Day 20: Lots of Exercise Means Lots of Learning


Today was a big day for me. Since I missed two days of exercise due to my class retreat, I had a lot of catching up to do. I started by running for two hours (with a break halfway through), and then did an hour of sit-ups, squats, legs, raises, etc. My body burned for three hours, and while my muscles and joints are very unhappy now, I feel very content. No one can endure three hours of exercise without learning a bit about their body’s functionality. All this training gave me a lot of time to evaluate my strengths and weaknesses, and I discovered several tricks that make my workout more efficient and endurable.

The first of my breakthroughs occurred while I was running. When I run, I usually do a form of interval training, which alternates between jogging, running, and briefly sprinting. Ever since I've started this routine, it’s been very difficult for me to keep my heart rate below its maximum of 164 beats per minute. No matter how many times I ran, my cardiovascular strength just didn't seem to be improving. But today, I noticed something new. Whenever I’d start to run or sprint, my chest would become extremely tight. It was like my lungs weren't big enough for all the air I needed. I should now mention that I always wear two sports bras when I run, to decrease the strain on my back. I thought this would make my workout easier, but today I realized how wrong I was. After an hour of running, I was sure that my difficulty breathing was not due to a limited lung capacity. I experimented a little, and am now sure that the source of my inadequate inhalations was my constricting clothing. As soon as I removed my tight upper garment, my heart rate slowed down from 166 beats per minute to 157. This was a very valuable discovery, because now all my workouts will be more beneficial to my heart. When I run, it can be less of an anaerobic workout.

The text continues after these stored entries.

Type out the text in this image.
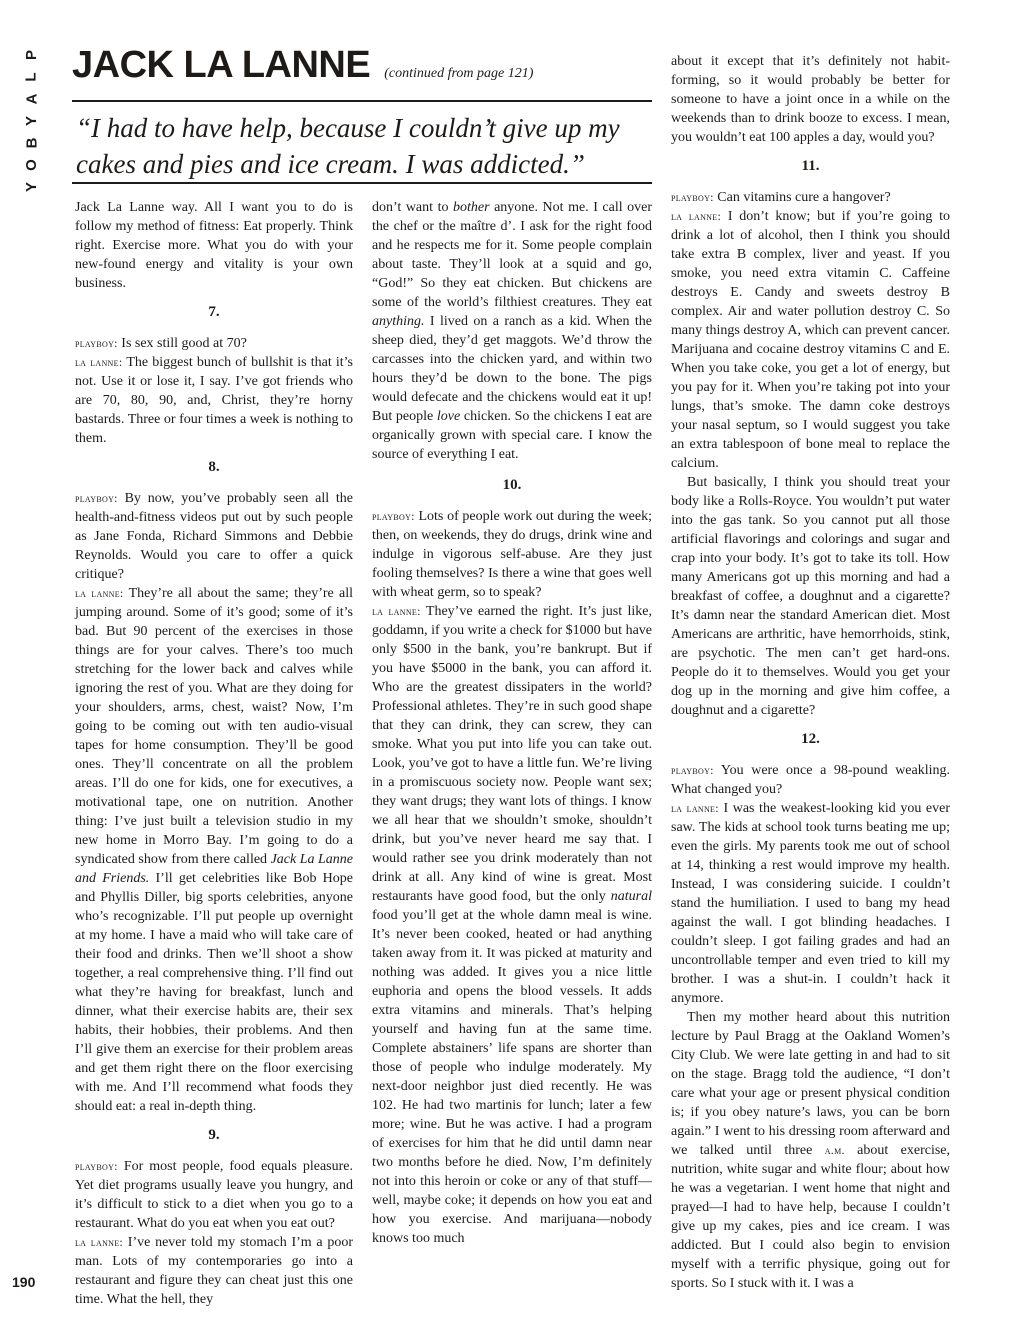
P
L
A
Y
B
O
Y
190
JACK LA LANNE (continued from page 121)

“I had to have help, because I couldn’t give up my cakes and pies and ice cream. I was addicted.”

Jack La Lanne way. All I want you to do is follow my method of fitness: Eat properly. Think right. Exercise more. What you do with your new-found energy and vitality is your own business.

7.

playboy: Is sex still good at 70?

la lanne: The biggest bunch of bullshit is that it’s not. Use it or lose it, I say. I’ve got friends who are 70, 80, 90, and, Christ, they’re horny bastards. Three or four times a week is nothing to them.

8.

playboy: By now, you’ve probably seen all the health-and-fitness videos put out by such people as Jane Fonda, Richard Simmons and Debbie Reynolds. Would you care to offer a quick critique?

la lanne: They’re all about the same; they’re all jumping around. Some of it’s good; some of it’s bad. But 90 percent of the exercises in those things are for your calves. There’s too much stretching for the lower back and calves while ignoring the rest of you. What are they doing for your shoulders, arms, chest, waist? Now, I’m going to be coming out with ten audio-visual tapes for home consumption. They’ll be good ones. They’ll concentrate on all the problem areas. I’ll do one for kids, one for executives, a motivational tape, one on nutrition. Another thing: I’ve just built a television studio in my new home in Morro Bay. I’m going to do a syndicated show from there called Jack La Lanne and Friends. I’ll get celebrities like Bob Hope and Phyllis Diller, big sports celebrities, anyone who’s recognizable. I’ll put people up overnight at my home. I have a maid who will take care of their food and drinks. Then we’ll shoot a show together, a real comprehensive thing. I’ll find out what they’re having for breakfast, lunch and dinner, what their exercise habits are, their sex habits, their hobbies, their problems. And then I’ll give them an exercise for their problem areas and get them right there on the floor exercising with me. And I’ll recommend what foods they should eat: a real in-depth thing.

9.

playboy: For most people, food equals pleasure. Yet diet programs usually leave you hungry, and it’s difficult to stick to a diet when you go to a restaurant. What do you eat when you eat out?

la lanne: I’ve never told my stomach I’m a poor man. Lots of my contemporaries go into a restaurant and figure they can cheat just this one time. What the hell, they

don’t want to bother anyone. Not me. I call over the chef or the maître d’. I ask for the right food and he respects me for it. Some people complain about taste. They’ll look at a squid and go, “God!” So they eat chicken. But chickens are some of the world’s filthiest creatures. They eat anything. I lived on a ranch as a kid. When the sheep died, they’d get maggots. We’d throw the carcasses into the chicken yard, and within two hours they’d be down to the bone. The pigs would defecate and the chickens would eat it up! But people love chicken. So the chickens I eat are organically grown with special care. I know the source of everything I eat.

10.

playboy: Lots of people work out during the week; then, on weekends, they do drugs, drink wine and indulge in vigorous self-abuse. Are they just fooling themselves? Is there a wine that goes well with wheat germ, so to speak?

la lanne: They’ve earned the right. It’s just like, goddamn, if you write a check for $1000 but have only $500 in the bank, you’re bankrupt. But if you have $5000 in the bank, you can afford it. Who are the greatest dissipaters in the world? Professional athletes. They’re in such good shape that they can drink, they can screw, they can smoke. What you put into life you can take out. Look, you’ve got to have a little fun. We’re living in a promiscuous society now. People want sex; they want drugs; they want lots of things. I know we all hear that we shouldn’t smoke, shouldn’t drink, but you’ve never heard me say that. I would rather see you drink moderately than not drink at all. Any kind of wine is great. Most restaurants have good food, but the only natural food you’ll get at the whole damn meal is wine. It’s never been cooked, heated or had anything taken away from it. It was picked at maturity and nothing was added. It gives you a nice little euphoria and opens the blood vessels. It adds extra vitamins and minerals. That’s helping yourself and having fun at the same time. Complete abstainers’ life spans are shorter than those of people who indulge moderately. My next-door neighbor just died recently. He was 102. He had two martinis for lunch; later a few more; wine. But he was active. I had a program of exercises for him that he did until damn near two months before he died. Now, I’m definitely not into this heroin or coke or any of that stuff—well, maybe coke; it depends on how you eat and how you exercise. And marijuana—nobody knows too much

about it except that it’s definitely not habit-forming, so it would probably be better for someone to have a joint once in a while on the weekends than to drink booze to excess. I mean, you wouldn’t eat 100 apples a day, would you?

11.

playboy: Can vitamins cure a hangover?

la lanne: I don’t know; but if you’re going to drink a lot of alcohol, then I think you should take extra B complex, liver and yeast. If you smoke, you need extra vitamin C. Caffeine destroys E. Candy and sweets destroy B complex. Air and water pollution destroy C. So many things destroy A, which can prevent cancer. Marijuana and cocaine destroy vitamins C and E. When you take coke, you get a lot of energy, but you pay for it. When you’re taking pot into your lungs, that’s smoke. The damn coke destroys your nasal septum, so I would suggest you take an extra tablespoon of bone meal to replace the calcium.

But basically, I think you should treat your body like a Rolls-Royce. You wouldn’t put water into the gas tank. So you cannot put all those artificial flavorings and colorings and sugar and crap into your body. It’s got to take its toll. How many Americans got up this morning and had a breakfast of coffee, a doughnut and a cigarette? It’s damn near the standard American diet. Most Americans are arthritic, have hemorrhoids, stink, are psychotic. The men can’t get hard-ons. People do it to themselves. Would you get your dog up in the morning and give him coffee, a doughnut and a cigarette?

12.

playboy: You were once a 98-pound weakling. What changed you?

la lanne: I was the weakest-looking kid you ever saw. The kids at school took turns beating me up; even the girls. My parents took me out of school at 14, thinking a rest would improve my health. Instead, I was considering suicide. I couldn’t stand the humiliation. I used to bang my head against the wall. I got blinding headaches. I couldn’t sleep. I got failing grades and had an uncontrollable temper and even tried to kill my brother. I was a shut-in. I couldn’t hack it anymore.

Then my mother heard about this nutrition lecture by Paul Bragg at the Oakland Women’s City Club. We were late getting in and had to sit on the stage. Bragg told the audience, “I don’t care what your age or present physical condition is; if you obey nature’s laws, you can be born again.” I went to his dressing room afterward and we talked until three a.m. about exercise, nutrition, white sugar and white flour; about how he was a vegetarian. I went home that night and prayed—I had to have help, because I couldn’t give up my cakes, pies and ice cream. I was addicted. But I could also begin to envision myself with a terrific physique, going out for sports. So I stuck with it. I was a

I also learned how to overcome pain in my joints. The area that gives me the most trouble is my hips. My hips have been a burden for as long as I can remember. They do not just malfunction in one direction…they fall out of place from all angles. It’s difficult to explain just how they do this, but if I move my legs too wide, too quickly, or change their direction drastically, my hip pops. The feeling that comes with this pop is also difficult to explain because it depends on what made my hip pop, and where in my hip the popping occurred. Sometimes it feels like my leg was pulled out of its socket, sometimes it feels like there’s a brick in between my tailbone and the back of my leg, sometimes it’s as though the tendons and muscles around my hip were tied in knots, and other times there’s just a long, unpleasant, tingly pain. There is nothing I can do about this, except pop my hip back into place, or rest my legs. As you can imagine, this does not make for an easy running experience, since I am rapidly moving my legs from a narrow stance to a wide stance. It can also make my jogs less efficient since I sometimes have to stop and push my hip back into place, which makes my heart rate go down. I encountered this problem several times during my run, and finally found a way to avoid it. I noticed that right before my hip pops, there is a small, throbbing pain on the crest of my ilium. If, as soon as this pain began, I tightened my lower stomach and glutes, my hips would continue to function, and the pain would go away. I was able to apply this knowledge to my later leg exercises as well. I cannot put into words how happy I am to be able to manage my joint pain. It has been such a hindrance, and sometimes stops me from being able to walk properly. Countering it with this strategy opens a whole slew of exercises which I previously avoided due to their extreme leg movements.

Whenever I’d choose to exercise, my shortness of breath and joint problems often discouraged me from being active for long periods of time. I didn't think I could train for as long as I did today, but I’m so glad I did, because now I have two fewer weaknesses to hold me back. Now, I can train for longer, and become an even better athlete. There are still many limitations that I need to overcome, but I know that I will be able to face them as well. Today gave me confidence in myself, and made me feel much less helpless. I learned that strength is not avoiding weakness; it’s learning how to improve in spite of your weaknesses. I feel like today, I was strong.